With the exception of endplate irregularities and herniations, the magnetic resonance imaging findings appeared to be associated with the same pathogenic process. The interaction of mechanical factors and spinal structures varies between spinal levels, and the degeneration common in the lower parts of the thoracic and lumbar spine could be an outcome of vulnerability for torsional forces. Some gross guidelines for grouping findings can be drawn from disc level correlations.
关于脊柱磁共振成像结果的描述性流行病学研究。
描述普通人群中T6-S1脊髓节段磁共振成像结果的患病率,并研究这些结果在每个脊髓节段内以及各节段之间的关系。

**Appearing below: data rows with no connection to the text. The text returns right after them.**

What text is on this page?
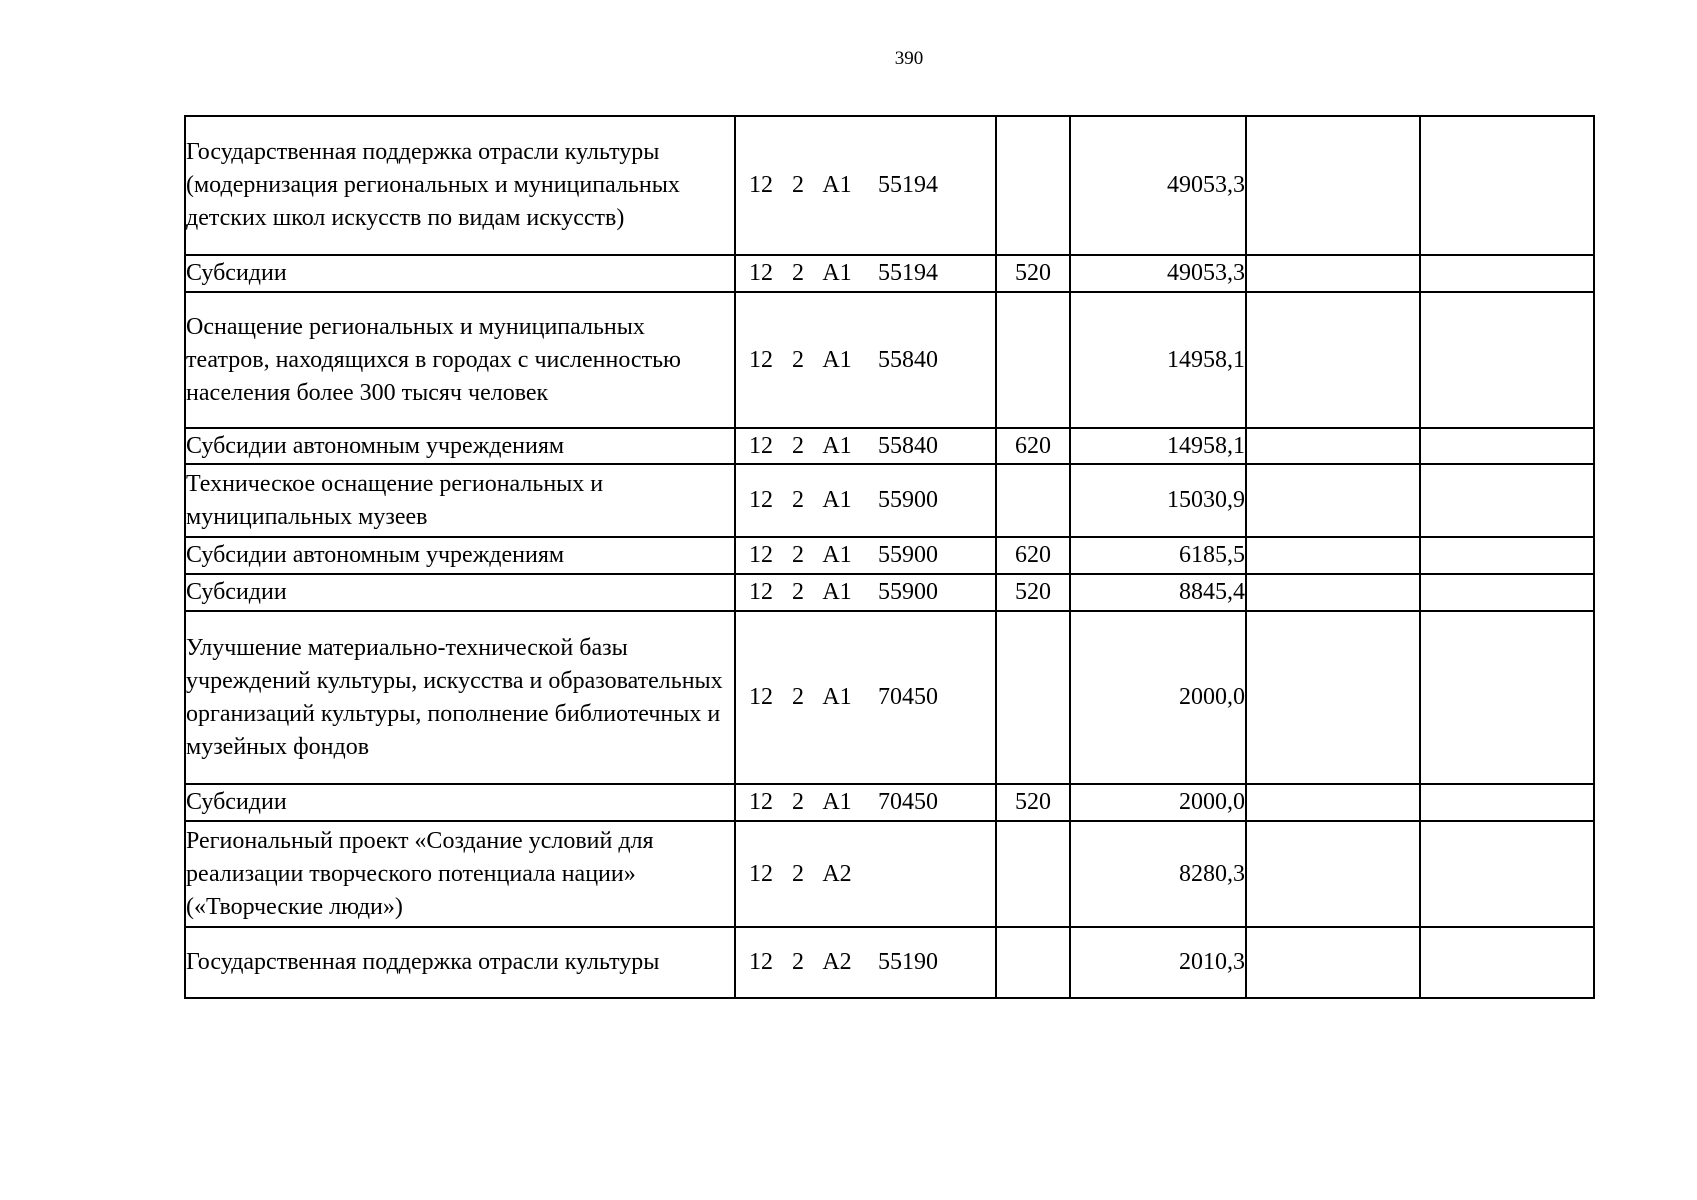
390
Государственная поддержка отрасли культуры (модернизация региональных и муниципальных детских школ искусств по видам искусств)	12 2 А1 55194		49053,3		
Субсидии	12 2 А1 55194	520	49053,3		
Оснащение региональных и муниципальных театров, находящихся в городах с численностью населения более 300 тысяч человек	12 2 А1 55840		14958,1		
Субсидии автономным учреждениям	12 2 А1 55840	620	14958,1		
Техническое оснащение региональных и муниципальных музеев	12 2 А1 55900		15030,9		
Субсидии автономным учреждениям	12 2 А1 55900	620	6185,5		
Субсидии	12 2 А1 55900	520	8845,4		
Улучшение материально-технической базы учреждений культуры, искусства и образовательных организаций культуры, пополнение библиотечных и музейных фондов	12 2 А1 70450		2000,0		
Субсидии	12 2 А1 70450	520	2000,0		
Региональный проект «Создание условий для реализации творческого потенциала нации» («Творческие люди»)	12 2 А2		8280,3		
Государственная поддержка отрасли культуры	12 2 А2 55190		2010,3		
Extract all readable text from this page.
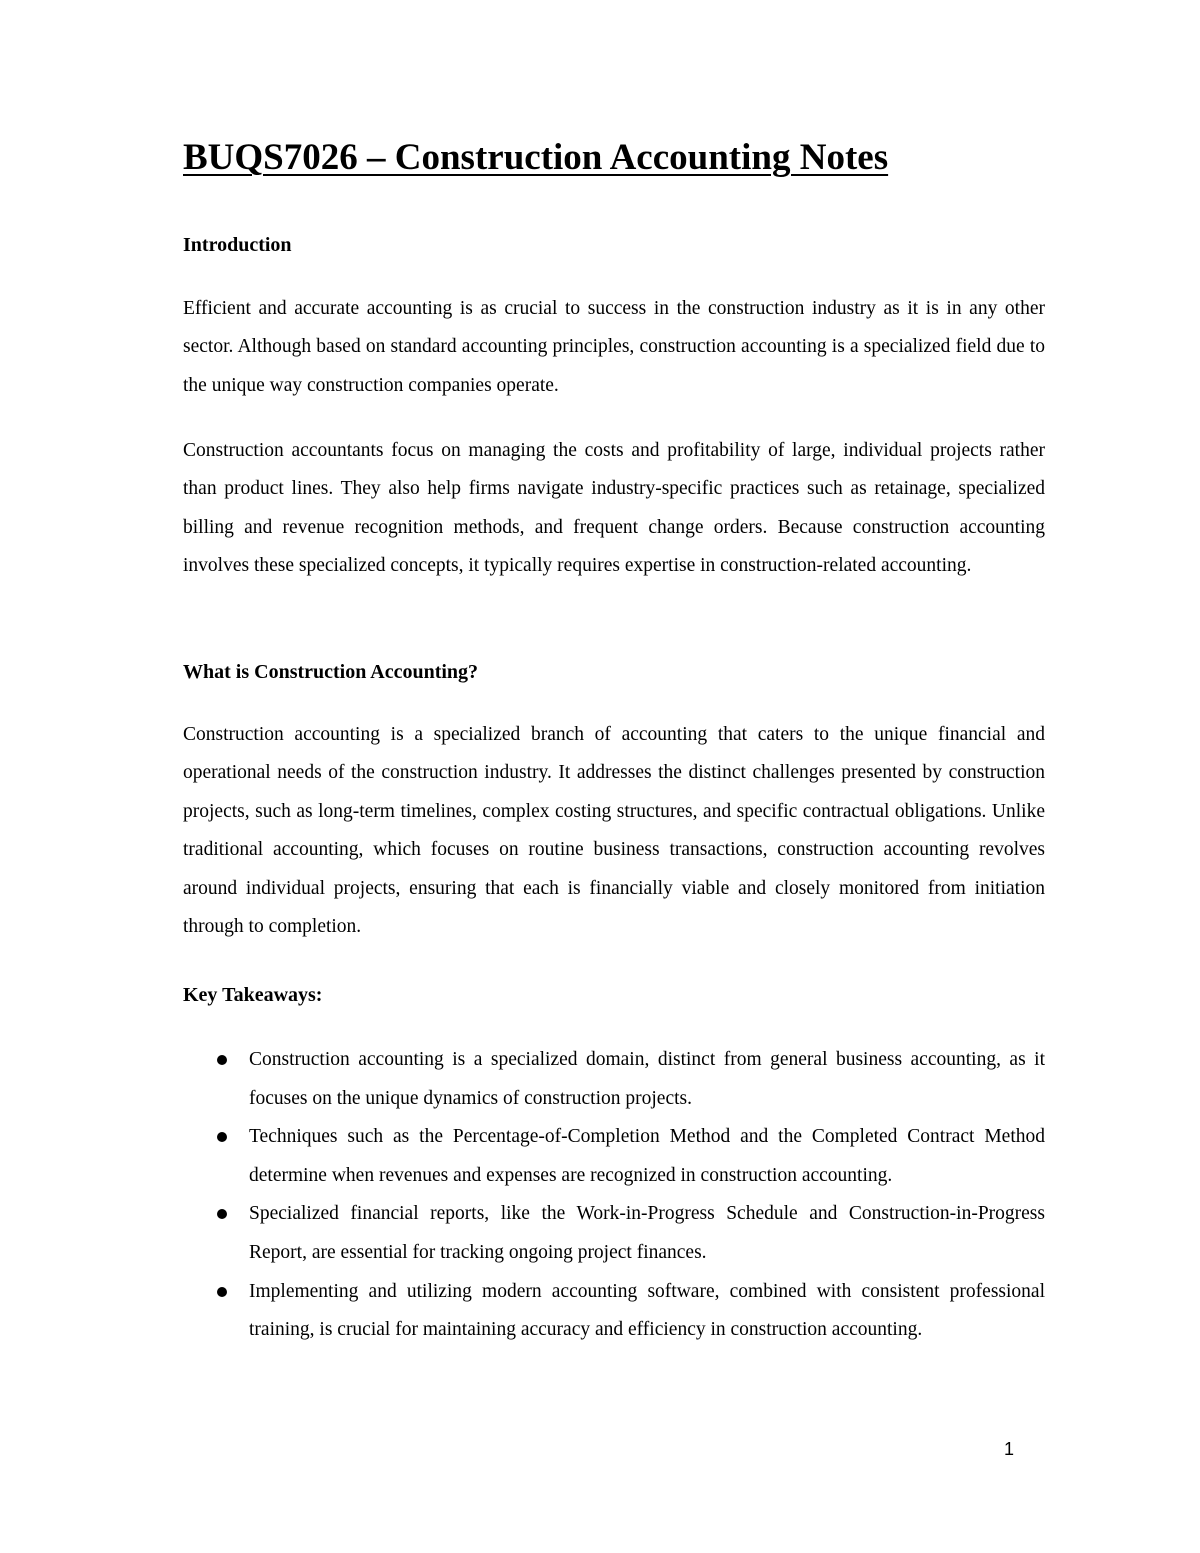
BUQS7026 – Construction Accounting Notes
Introduction

Efficient and accurate accounting is as crucial to success in the construction industry as it is in any other sector. Although based on standard accounting principles, construction accounting is a specialized field due to the unique way construction companies operate.

Construction accountants focus on managing the costs and profitability of large, individual projects rather than product lines. They also help firms navigate industry-specific practices such as retainage, specialized billing and revenue recognition methods, and frequent change orders. Because construction accounting involves these specialized concepts, it typically requires expertise in construction-related accounting.

What is Construction Accounting?

Construction accounting is a specialized branch of accounting that caters to the unique financial and operational needs of the construction industry. It addresses the distinct challenges presented by construction projects, such as long-term timelines, complex costing structures, and specific contractual obligations. Unlike traditional accounting, which focuses on routine business transactions, construction accounting revolves around individual projects, ensuring that each is financially viable and closely monitored from initiation through to completion.

Key Takeaways:
Construction accounting is a specialized domain, distinct from general business accounting, as it focuses on the unique dynamics of construction projects.
Techniques such as the Percentage-of-Completion Method and the Completed Contract Method determine when revenues and expenses are recognized in construction accounting.
Specialized financial reports, like the Work-in-Progress Schedule and Construction-in-Progress Report, are essential for tracking ongoing project finances.
Implementing and utilizing modern accounting software, combined with consistent professional training, is crucial for maintaining accuracy and efficiency in construction accounting.
1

特定结果的患病率以及结果与脊髓节段之间的关联可为脊柱退变的病因发病机制提供总体见解。
研究对象包括来自人群样本的232名男性(平均年龄49.3岁)。从磁共振图像中评估了11项结果,包括信号强度、椎间盘膨出、椎间盘突出和终板不规则。
椎间盘信号强度在腰椎和胸段中部被评估为最低。椎间盘膨出和椎间盘高度变窄在胸段和腰椎的较低节段最为常见。除了椎间盘突出和终板不规则外,所有磁共振成像结果均与年龄明显相关。骨赘在T6-L3节段与椎间盘膨出高度相关,在腰椎下部节段与终板不规则高度相关。椎间盘突出与任何其他结果之间没有始终如一的关联。相关性最高的椎间盘节段分组如下:T6-T10、T10-L4和L4-S1。
除终板不规则和椎间盘突出外,磁共振成像结果似乎与相同的致病过程相关。机械因素与脊柱结构的相互作用在不同脊髓节段有所不同,胸段和腰椎下部常见的退变可能是扭转力易感性的结果。可以从椎间盘节段相关性中得出一些关于结果分组的大致指导原则。